Namun, Presiden Konfederasi Serikat Buruh Seluruh Indonesia (KSBI), Elly Rosita, menyangsikan efektivitas upaya pemerintah. Ia menyoroti minimnya pembukaan lapangan kerja baru sejak UU Cipta Kerja disahkan pada 2020. “Di mana lapangan pekerjaan yang dijanjikan pemerintah?” tanyanya, seraya menantang pemerintahan baru di bawah Presiden Prabowo Subianto untuk menciptakan solusi konkret.
Tantangan dan Harapan ke Depan
Industri televisi nasional berada di persimpangan jalan. Persaingan dengan platform digital, penurunan pendapatan iklan, dan kebutuhan untuk berinovasi menjadi tantangan utama. Beberapa stasiun televisi mulai beralih ke strategi digital, seperti memperkuat konten di platform streaming atau media sosial, namun proses ini sering kali memerlukan pengurangan tenaga kerja untuk menekan biaya.
Direktur Penyiaran Kementerian Komunikasi dan Digital, Geryantika Kurnia, menilai fenomena PHK sebagai dinamika lumrah dalam dunia usaha. Namun, ia menegaskan bahwa pemerintah akan terus memantau agar hak-hak pekerja terpenuhi sesuai regulasi.

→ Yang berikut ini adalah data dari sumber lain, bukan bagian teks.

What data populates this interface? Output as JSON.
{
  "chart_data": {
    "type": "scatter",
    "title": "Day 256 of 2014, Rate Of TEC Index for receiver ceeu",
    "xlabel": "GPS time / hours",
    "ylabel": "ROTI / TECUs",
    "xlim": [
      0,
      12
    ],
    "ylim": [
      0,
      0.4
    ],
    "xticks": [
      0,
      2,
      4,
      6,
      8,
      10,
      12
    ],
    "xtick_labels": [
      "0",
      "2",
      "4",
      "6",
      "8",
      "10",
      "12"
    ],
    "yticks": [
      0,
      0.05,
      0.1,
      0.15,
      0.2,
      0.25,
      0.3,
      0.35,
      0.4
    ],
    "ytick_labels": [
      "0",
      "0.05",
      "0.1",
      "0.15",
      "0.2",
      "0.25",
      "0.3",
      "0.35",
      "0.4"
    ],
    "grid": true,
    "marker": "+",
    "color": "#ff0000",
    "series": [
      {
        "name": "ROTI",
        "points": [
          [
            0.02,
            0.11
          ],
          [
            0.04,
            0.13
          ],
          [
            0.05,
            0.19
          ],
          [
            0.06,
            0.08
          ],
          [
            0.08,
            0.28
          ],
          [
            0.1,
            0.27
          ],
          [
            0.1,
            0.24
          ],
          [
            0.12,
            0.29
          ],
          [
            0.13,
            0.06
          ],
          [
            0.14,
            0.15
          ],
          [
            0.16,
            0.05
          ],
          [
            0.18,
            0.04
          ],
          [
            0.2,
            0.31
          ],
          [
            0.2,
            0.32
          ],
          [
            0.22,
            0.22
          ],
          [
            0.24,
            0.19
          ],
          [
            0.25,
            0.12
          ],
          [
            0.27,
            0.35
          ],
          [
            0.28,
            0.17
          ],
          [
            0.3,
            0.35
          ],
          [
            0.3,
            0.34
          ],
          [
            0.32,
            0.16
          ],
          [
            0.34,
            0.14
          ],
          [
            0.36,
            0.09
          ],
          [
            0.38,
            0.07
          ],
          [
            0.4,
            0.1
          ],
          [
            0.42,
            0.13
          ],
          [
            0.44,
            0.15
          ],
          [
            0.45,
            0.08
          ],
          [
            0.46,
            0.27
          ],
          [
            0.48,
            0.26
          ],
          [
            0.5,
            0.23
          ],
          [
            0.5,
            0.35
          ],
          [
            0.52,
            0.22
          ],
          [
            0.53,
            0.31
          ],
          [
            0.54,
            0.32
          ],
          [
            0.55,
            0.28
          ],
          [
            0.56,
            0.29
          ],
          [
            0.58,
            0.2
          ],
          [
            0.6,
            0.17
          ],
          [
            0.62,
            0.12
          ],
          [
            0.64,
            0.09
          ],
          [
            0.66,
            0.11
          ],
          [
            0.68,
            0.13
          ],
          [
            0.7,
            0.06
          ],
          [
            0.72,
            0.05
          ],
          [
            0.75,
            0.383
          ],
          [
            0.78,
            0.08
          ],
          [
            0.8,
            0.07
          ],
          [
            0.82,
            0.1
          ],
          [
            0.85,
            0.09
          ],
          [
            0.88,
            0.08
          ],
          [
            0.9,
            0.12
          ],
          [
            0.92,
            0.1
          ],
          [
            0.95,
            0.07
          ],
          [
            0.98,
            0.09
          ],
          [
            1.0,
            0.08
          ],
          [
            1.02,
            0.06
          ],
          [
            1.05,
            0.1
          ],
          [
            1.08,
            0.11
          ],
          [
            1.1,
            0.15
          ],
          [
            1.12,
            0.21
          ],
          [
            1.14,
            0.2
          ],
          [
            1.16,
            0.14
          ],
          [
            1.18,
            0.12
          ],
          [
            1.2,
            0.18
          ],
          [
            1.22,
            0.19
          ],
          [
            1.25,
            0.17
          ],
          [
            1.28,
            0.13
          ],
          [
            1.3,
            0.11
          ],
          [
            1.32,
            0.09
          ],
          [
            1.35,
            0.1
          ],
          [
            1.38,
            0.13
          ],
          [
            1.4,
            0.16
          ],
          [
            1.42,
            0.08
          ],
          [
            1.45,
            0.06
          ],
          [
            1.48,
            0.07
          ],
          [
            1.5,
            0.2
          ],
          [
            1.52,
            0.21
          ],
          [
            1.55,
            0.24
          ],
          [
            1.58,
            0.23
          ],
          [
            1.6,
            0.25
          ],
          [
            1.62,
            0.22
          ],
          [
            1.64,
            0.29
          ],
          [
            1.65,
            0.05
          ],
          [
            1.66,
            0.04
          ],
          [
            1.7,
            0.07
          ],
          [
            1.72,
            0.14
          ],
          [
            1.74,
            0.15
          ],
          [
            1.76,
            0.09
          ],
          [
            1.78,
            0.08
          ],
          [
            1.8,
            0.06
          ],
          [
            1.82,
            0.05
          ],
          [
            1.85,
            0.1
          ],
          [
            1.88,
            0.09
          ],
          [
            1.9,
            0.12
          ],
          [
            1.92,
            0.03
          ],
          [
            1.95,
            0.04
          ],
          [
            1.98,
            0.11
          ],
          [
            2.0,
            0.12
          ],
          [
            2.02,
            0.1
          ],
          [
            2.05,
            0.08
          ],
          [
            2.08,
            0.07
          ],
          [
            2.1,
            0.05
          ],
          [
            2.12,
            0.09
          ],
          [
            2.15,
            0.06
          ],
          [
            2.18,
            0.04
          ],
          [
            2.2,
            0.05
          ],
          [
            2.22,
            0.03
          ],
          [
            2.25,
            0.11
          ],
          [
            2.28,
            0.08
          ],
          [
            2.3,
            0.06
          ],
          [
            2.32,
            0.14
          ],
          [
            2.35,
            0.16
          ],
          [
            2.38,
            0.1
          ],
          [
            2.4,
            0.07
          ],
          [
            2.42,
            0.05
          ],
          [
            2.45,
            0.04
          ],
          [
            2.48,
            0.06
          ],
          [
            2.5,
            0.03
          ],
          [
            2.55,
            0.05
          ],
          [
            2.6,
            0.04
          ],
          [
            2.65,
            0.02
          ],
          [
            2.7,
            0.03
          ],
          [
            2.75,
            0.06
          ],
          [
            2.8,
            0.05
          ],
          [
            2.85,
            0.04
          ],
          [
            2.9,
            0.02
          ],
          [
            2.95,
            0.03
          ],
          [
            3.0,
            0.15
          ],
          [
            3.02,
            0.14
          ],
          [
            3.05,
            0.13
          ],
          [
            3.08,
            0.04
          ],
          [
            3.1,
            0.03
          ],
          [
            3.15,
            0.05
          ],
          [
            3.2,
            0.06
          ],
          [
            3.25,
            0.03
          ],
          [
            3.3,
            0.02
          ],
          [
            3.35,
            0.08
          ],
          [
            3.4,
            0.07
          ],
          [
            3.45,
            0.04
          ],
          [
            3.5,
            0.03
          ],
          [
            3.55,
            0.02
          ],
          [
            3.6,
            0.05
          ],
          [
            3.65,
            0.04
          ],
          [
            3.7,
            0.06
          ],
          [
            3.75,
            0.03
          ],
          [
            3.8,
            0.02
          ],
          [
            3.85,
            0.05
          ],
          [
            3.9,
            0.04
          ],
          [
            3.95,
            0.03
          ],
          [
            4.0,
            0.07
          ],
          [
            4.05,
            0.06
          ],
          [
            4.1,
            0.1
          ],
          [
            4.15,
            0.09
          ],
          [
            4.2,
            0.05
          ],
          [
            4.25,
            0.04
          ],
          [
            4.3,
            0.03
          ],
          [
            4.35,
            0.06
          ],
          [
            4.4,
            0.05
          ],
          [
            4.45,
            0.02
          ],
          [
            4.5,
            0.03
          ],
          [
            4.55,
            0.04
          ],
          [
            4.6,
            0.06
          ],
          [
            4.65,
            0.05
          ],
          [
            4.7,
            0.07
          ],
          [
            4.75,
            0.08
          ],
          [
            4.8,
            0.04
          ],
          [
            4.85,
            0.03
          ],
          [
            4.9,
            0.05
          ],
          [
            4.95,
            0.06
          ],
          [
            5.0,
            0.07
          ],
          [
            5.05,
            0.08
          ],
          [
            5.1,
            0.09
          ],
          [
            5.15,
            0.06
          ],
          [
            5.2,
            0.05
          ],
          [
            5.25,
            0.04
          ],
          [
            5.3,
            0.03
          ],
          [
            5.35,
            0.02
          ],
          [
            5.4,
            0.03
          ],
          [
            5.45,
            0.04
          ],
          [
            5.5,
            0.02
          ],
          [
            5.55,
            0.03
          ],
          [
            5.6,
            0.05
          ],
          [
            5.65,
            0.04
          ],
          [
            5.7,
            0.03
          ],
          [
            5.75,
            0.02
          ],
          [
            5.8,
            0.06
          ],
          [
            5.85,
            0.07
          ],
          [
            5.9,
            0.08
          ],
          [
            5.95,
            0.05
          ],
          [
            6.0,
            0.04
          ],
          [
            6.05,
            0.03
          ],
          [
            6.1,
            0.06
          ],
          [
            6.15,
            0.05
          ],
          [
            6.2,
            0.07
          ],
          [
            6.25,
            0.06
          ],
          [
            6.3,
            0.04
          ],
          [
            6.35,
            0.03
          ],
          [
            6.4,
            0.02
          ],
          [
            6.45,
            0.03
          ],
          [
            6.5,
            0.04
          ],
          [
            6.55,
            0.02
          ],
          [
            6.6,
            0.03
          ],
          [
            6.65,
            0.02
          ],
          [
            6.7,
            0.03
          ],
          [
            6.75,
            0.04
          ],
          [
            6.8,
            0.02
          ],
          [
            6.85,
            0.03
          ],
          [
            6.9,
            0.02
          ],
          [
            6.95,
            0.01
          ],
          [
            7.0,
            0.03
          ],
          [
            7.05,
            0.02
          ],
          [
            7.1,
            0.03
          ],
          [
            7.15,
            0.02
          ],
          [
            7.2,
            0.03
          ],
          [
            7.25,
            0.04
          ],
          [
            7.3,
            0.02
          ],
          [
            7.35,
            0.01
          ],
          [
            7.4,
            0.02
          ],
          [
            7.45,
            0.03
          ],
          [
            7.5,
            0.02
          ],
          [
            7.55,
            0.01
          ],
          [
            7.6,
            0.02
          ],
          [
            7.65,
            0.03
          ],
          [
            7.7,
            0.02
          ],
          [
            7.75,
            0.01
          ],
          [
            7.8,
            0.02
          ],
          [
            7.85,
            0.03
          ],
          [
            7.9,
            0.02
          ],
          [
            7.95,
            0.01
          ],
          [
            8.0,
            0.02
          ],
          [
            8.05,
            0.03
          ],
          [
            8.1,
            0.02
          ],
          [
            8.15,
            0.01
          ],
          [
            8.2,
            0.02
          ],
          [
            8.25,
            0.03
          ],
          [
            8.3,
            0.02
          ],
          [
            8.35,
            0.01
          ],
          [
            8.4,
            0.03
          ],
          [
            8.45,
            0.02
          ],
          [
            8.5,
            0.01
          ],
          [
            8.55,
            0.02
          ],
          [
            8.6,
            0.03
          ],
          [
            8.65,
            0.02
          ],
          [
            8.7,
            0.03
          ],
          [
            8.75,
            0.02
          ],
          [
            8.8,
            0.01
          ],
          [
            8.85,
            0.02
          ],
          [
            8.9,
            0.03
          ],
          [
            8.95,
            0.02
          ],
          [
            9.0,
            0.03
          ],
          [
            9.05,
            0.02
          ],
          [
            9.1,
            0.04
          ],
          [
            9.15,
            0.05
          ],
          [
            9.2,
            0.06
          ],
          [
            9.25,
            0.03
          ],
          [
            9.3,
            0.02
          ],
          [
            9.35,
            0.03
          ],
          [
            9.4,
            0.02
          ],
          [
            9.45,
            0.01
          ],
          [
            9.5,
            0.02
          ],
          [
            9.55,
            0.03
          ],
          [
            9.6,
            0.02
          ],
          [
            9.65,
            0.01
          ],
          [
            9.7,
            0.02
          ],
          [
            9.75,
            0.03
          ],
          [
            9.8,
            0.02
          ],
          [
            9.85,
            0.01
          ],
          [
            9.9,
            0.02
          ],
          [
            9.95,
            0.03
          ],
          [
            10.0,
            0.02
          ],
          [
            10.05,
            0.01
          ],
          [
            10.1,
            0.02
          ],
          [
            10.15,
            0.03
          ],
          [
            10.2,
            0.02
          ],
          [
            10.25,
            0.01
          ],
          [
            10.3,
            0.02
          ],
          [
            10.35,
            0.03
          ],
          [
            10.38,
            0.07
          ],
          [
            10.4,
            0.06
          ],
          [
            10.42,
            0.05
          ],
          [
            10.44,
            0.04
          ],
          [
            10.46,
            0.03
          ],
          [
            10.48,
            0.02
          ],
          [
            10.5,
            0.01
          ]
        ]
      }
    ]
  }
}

Sementara itu, para pengamat ekonomi menyarankan langkah-langkah jangka panjang, seperti perlindungan pasar domestik dari produk impor, penurunan suku bunga acuan untuk mendorong investasi, dan penguatan sektor UMKM sebagai katup penyelamat ekonomi. Pengamat ekonomi UGM, Hempri, menekankan pentingnya evaluasi kebijakan impor, seperti Peraturan Menteri Perdagangan Nomor 8 Tahun 2024, yang diduga memicu lesunya industri dalam negeri.
Bagi ribuan pekerja yang terkena PHK, harapan untuk mendapatkan pekerjaan baru tetap menjadi prioritas. Dukungan dari pemerintah, pelatihan keterampilan, dan kebijakan yang mendukung penciptaan lapangan kerja menjadi kunci untuk mengatasi dampak sosial dari krisis ini. Seperti yang diungkapkan oleh seorang mantan karyawan ANTV, “Ada yang sedih, ada juga yang mencoba tetap semangat walaupun hati berduka.”

Catatan Penutup
Gelombang PHK di industri televisi nasional adalah cerminan dari transformasi besar dalam lanskap media dan tantangan ekonomi yang kompleks. Diperlukan kolaborasi antara pemerintah, perusahaan, dan serikat pekerja untuk mencari solusi yang tidak hanya menjaga keberlanjutan industri, tetapi juga melindungi kesejahteraan pekerja yang menjadi tulang punggung sektor ini.